The Language of Flowers: A Novel
by Vanessa Diffenbaugh
Flowers in Bloom! (6/7/2011)
I can't say enough in praise of this debut novel about the facets of relationships between mothers and daughters, friends and lovers. The story is filled with heartache, heartbreak, small miracles, and love, and it's all pulled together with the meanings and messages of the Victorian flower language. A perfect page-turner of a summer read!
Outlander
by Diana Gabaldon
Time and Love (2/26/2011)
Probably the best love story ever written! Gabaldon is a genius! Yes the book is violent and the premise seems unplausable, but it is amazingly well done. The characters are so full of life and dimension. They come to life in your head, and you can almost hear them speaking, with the lovely Scottish expressions and dialect. Great, great book!
Outside Wonderland: A Novel
by Lorna Jane Cook
Watching from "Here" (2/1/2011)
You will journey into the lives of three adult siblings who lost their parents as children; Alice, Dinah, and Griffen, (named after the characters in the Lewis Carroll stories).

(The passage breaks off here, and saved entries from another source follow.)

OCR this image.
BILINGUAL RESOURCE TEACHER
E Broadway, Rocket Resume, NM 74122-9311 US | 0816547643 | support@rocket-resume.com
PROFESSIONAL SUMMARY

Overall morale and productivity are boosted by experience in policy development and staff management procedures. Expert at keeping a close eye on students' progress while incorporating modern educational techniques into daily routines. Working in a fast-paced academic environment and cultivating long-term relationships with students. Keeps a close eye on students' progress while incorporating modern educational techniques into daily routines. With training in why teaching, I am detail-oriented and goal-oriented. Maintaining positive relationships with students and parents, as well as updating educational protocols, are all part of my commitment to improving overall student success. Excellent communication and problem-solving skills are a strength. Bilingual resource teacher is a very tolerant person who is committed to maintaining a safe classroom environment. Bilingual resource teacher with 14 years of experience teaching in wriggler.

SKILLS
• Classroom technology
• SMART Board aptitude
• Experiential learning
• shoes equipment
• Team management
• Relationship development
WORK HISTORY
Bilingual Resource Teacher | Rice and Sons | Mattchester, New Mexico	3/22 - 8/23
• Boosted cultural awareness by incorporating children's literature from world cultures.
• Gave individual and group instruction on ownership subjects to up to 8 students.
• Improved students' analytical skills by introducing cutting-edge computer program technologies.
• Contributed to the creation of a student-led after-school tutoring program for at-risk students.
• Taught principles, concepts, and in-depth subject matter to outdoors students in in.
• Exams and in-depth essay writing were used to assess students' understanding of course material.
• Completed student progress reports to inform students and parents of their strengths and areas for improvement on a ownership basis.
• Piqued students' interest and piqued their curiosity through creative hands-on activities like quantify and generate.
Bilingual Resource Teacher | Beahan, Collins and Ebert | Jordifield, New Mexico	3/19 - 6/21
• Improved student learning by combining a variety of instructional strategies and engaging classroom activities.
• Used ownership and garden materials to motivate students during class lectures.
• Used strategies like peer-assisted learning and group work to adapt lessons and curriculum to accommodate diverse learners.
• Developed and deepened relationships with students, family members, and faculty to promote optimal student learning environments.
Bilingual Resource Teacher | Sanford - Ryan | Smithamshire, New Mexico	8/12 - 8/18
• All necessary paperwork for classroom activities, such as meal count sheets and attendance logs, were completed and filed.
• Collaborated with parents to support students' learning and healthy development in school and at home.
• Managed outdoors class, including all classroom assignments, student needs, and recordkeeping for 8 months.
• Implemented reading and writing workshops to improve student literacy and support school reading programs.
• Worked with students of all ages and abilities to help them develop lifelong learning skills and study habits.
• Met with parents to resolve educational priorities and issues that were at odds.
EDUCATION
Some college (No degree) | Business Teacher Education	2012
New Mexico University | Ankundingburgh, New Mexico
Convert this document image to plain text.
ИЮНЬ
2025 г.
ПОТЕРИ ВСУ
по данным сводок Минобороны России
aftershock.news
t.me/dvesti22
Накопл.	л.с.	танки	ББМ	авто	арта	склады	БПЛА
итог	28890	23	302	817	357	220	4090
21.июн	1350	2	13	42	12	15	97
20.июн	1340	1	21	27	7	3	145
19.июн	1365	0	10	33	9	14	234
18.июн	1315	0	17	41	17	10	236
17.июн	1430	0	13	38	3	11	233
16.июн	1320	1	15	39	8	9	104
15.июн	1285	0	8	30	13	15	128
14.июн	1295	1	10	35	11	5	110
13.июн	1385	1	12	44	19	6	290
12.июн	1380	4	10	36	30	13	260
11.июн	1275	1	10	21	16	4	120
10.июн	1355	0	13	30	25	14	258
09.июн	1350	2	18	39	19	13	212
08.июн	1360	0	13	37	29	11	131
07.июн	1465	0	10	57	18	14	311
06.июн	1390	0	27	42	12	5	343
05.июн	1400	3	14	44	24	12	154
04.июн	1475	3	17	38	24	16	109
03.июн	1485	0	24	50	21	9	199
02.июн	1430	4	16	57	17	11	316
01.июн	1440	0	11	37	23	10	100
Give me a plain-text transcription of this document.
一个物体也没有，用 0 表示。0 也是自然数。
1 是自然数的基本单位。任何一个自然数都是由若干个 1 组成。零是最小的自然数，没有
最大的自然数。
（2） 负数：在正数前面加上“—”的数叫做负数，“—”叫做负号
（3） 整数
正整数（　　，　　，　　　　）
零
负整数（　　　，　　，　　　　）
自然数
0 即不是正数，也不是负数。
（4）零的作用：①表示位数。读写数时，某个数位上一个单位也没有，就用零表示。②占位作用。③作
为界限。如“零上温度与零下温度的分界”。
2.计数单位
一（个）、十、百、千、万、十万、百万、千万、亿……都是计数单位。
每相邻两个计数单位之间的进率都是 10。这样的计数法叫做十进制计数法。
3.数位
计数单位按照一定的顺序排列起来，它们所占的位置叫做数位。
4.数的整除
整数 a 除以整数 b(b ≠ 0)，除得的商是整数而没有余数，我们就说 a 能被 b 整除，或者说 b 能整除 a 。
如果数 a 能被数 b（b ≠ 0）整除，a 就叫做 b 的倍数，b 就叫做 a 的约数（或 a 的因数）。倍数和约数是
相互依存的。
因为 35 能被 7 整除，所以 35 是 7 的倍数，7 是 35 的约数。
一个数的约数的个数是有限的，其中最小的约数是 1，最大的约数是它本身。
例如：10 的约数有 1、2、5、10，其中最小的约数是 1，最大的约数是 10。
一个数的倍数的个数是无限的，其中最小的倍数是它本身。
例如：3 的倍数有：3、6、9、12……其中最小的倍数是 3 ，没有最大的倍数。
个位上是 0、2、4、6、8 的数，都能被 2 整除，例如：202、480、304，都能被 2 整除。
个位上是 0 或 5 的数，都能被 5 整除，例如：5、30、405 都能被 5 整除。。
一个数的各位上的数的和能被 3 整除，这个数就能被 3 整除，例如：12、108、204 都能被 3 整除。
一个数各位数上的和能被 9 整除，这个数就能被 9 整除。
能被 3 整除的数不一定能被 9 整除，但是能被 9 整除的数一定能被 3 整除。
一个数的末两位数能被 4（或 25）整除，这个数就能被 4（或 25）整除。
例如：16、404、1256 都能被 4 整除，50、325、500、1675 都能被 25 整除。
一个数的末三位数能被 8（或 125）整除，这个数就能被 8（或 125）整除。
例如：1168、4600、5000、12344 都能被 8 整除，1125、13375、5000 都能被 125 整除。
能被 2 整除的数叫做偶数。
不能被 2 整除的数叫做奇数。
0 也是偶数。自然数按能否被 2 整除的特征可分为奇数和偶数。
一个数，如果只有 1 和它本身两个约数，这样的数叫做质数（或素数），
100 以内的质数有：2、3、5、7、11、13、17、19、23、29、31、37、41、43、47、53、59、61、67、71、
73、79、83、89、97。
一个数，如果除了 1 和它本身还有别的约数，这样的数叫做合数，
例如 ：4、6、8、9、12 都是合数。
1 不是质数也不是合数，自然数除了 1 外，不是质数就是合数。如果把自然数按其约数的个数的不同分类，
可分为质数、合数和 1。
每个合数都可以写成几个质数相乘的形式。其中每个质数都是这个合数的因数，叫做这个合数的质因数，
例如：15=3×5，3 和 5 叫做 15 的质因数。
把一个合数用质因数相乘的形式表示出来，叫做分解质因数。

Each one, in very different ways, tries to cope and to find happiness in their lives and the world. As you watch them try and navigate their way in the world, you will also see their lives through their 'parents' eyes up in Heaven, ("Here").
Loss, betrayal, faith, love and family are some of the themes running through this novel
If you are not open to religious themes, this novel may not be for you.
The Tenth Song
by Naomi Ragen
Just okay for me... (10/9/2010)
This story is about a Jewish family in the "middle" of a financial scam to fund terrorism. The scandal brings out the "true" colors of the the family members; Shoshana, Josh, and Kayla and their significant others. Abigail, the wife, notices her friends vanishing, her rabbi turning his back and her daughter Kayla runs off to the Israeli desert leaving behind her family and her fiance. Self-discovery, a little romance, and a pleasant surprise at the end kept me reading, but somehow the whole thing didn't quite work for me.